Booking a Room with a View

Join me as I shuttle and shoulder through the worlds of literature, cinema, and the awards seasons attending both.

Saturday, March 19, 2016

The Dumbing Down of IMDb


In the late 90s, I was an active member of the IMDb message boards, posting most often on the Film General and Classic Film boards. I still remember a number of the people posting there (per their usernames) with great fondness, respect and -- in some cases -- a begrudging, irked admiration for their antagonistic streaks: DFC, Ishallwearpurple, Addison de Witt, sprockets, prewitt, Antonius Block, others. (My own username was resurgence27.) I suspect some of these folks are still publishing on the boards. One poster (ivmeer) became a dear friend with whom I'm still in touch on Facebook (and lest you think she must be one of hundreds of faceless people with whom I'm connected on Facebook, I curate that friend list obsessively -- it never has more than 80 or 90 people on it). Another poster, benstevens, has been my closest friend for a long, long time now. He flew across an ocean to stand as a groomsman at my wedding. I flew across the country to see him married to his wife. These two friendships and the passing camaraderie (sympathetic and companionable, irascible and needling) with the other posters mentioned above were born in a kiln of rigorous, passionate debate about cinema. The IMDb boards in the late 90s and early 00s teemed with savvy, learned minds -- people who were not fanboys nearly so much as students of an art form, disciples of specific visionaries. We pushed each other to think more carefully, more critically of films. We pushed ourselves to do so, too.
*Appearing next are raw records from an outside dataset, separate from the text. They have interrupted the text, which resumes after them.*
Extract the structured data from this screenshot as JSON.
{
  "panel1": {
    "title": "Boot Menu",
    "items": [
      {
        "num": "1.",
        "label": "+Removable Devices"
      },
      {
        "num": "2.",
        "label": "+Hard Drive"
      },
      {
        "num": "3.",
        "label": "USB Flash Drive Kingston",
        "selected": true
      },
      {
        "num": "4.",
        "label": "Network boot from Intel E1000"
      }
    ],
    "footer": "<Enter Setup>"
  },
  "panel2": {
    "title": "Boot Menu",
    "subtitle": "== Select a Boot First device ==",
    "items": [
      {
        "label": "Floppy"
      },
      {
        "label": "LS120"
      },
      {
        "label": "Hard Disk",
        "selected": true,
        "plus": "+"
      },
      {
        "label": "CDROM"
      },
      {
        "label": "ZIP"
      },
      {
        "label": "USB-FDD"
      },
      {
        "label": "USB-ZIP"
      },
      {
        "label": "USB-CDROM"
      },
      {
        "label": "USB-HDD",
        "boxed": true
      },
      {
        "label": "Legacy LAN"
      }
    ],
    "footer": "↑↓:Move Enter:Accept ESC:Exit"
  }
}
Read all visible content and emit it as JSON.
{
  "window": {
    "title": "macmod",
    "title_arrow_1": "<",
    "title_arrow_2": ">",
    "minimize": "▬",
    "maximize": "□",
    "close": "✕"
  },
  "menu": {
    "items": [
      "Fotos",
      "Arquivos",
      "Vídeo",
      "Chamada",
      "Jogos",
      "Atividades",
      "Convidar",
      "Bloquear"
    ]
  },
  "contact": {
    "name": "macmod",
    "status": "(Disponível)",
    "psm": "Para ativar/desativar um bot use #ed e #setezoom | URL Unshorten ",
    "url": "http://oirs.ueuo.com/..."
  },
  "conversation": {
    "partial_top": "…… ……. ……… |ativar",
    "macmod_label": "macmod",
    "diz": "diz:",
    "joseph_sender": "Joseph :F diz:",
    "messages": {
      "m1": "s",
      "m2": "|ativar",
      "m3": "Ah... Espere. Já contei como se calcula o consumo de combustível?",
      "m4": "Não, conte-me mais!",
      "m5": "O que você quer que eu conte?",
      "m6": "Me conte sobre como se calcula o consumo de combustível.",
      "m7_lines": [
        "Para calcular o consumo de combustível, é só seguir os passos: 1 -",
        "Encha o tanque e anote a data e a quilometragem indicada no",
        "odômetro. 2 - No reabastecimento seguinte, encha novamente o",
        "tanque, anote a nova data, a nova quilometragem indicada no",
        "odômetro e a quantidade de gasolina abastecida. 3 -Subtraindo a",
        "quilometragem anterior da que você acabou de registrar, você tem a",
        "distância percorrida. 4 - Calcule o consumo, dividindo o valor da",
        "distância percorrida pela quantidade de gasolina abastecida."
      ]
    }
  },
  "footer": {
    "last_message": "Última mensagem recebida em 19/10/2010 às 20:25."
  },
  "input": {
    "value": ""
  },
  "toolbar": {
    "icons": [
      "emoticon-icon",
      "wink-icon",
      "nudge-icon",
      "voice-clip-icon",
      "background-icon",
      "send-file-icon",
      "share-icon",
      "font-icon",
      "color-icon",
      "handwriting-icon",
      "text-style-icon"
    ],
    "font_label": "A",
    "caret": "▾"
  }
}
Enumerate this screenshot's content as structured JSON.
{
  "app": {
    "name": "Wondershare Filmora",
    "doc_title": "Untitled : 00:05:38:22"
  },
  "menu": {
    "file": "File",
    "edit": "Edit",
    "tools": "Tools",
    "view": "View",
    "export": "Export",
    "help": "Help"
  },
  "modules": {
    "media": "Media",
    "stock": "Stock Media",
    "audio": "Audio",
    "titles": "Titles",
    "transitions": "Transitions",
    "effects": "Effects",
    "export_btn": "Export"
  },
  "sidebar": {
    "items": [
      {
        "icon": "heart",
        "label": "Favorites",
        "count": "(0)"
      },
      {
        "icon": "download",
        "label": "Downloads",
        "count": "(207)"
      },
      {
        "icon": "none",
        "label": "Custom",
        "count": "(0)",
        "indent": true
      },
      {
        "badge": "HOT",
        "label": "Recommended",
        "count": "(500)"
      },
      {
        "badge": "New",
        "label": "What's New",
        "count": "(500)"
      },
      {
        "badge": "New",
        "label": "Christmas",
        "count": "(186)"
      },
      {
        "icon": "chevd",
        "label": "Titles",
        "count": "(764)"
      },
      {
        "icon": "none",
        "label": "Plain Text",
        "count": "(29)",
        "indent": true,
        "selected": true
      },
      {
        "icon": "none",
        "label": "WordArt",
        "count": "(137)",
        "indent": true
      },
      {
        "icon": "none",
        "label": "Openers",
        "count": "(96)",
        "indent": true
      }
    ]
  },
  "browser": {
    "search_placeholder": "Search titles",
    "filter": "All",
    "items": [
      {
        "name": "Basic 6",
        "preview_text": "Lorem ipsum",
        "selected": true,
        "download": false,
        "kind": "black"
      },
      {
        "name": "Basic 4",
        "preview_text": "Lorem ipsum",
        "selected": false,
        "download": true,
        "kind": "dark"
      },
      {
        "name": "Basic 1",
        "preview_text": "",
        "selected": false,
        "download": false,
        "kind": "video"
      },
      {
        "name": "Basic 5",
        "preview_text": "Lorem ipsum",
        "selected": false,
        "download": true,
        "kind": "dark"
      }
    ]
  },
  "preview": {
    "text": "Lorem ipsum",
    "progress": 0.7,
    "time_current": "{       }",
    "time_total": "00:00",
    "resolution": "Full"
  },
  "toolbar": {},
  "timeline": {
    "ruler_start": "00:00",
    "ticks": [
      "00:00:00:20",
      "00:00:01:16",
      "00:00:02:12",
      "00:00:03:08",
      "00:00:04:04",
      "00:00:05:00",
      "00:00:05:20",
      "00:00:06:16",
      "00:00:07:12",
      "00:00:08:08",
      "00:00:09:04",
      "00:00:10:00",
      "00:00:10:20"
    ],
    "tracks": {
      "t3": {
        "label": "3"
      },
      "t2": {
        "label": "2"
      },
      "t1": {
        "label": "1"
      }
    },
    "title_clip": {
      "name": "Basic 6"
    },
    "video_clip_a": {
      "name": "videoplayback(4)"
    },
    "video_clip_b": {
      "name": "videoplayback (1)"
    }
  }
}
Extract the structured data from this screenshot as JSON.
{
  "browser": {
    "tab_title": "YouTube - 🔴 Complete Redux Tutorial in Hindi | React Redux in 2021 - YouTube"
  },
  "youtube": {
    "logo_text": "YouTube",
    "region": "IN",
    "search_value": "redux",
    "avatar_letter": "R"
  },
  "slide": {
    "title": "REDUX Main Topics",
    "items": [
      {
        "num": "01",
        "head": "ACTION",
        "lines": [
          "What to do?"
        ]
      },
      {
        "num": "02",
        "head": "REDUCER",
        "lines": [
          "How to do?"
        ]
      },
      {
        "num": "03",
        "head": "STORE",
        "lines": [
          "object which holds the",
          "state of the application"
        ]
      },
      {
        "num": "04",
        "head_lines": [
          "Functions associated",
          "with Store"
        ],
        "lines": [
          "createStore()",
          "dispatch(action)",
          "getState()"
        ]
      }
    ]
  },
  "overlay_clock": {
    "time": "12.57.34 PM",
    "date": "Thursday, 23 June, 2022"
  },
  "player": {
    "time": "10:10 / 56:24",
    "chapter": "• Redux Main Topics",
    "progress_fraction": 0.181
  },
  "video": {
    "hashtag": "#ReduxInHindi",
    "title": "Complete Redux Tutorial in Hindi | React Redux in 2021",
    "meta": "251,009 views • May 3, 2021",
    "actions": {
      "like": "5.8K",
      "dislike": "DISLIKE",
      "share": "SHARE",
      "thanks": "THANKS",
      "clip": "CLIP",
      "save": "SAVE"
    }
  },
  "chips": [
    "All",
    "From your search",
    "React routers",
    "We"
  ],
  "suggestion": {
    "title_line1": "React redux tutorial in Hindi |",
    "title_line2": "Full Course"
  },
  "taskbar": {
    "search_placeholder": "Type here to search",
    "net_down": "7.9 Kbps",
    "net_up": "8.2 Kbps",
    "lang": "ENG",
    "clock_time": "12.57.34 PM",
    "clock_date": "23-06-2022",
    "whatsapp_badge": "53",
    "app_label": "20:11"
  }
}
These days, the IMDb boards -- and especially the boards assigned to individual films -- seem to have become a morass of arrogant, defensive fanboy obsession with little thought to punctuation and grammar, and even less thought to critical acumen and casting a wide net in terms of what one sees. Reading through threads, it becomes frightfully clear that the current generation of pop culture enthusiasts who care enough to leap into public discussions of films know so little about how to read films, most of them shouldn't be allowed near a screening room, let alone a forum for discussion.

It could be that I was part of the IMDb boards when they were still new enough that the only people thinking to seek them out were serious film buffs with encyclopedic knowledge or budding film buffs, like myself, who were watching everything they could, reading criticism and film history voraciously, etc. (I once persuaded Elly Petrides, the subtitles translator for the legendary Greek director Theo Angelopoulos, to send me PAL copies of The Beekeeper, The Suspended Step of the Stork and Voyage to Cythera on loan from Athens. These films had never been released theatrically in America. I then persuaded my old German professor at the University of Wyoming to let me have private use of the Foreign Language Department's NTSC/PAL screening room one Saturday so that I might watch the three films. Two of them are on my top 100 of all-time.) It could be that the boards, once upon a time, were an untrammeled wilderness comprised of thinkers. Now it seems the boards have become a place where graffiti is the acceptable form of discourse, where Christopher Nolan and Quentin Tarantino fans are less interested in talking film than in reaffirming the brilliance of their coterie (they would do well to keep in mind Pulp Fiction: "let's not start sucking each others' dicks just yet..."), where most posters are people who've seen very little and who have convinced themselves that if a film is worth seeing, they'd have seen it.

I still use IMDb on a daily basis, for watching trailers, keeping myself up-to-speed on projects in development, etc. But sometimes I find myself missing what it used to be -- and feeling sad that such a huge number of current posters have no idea what they're missing, in terms of viewing pleasures or exchanges.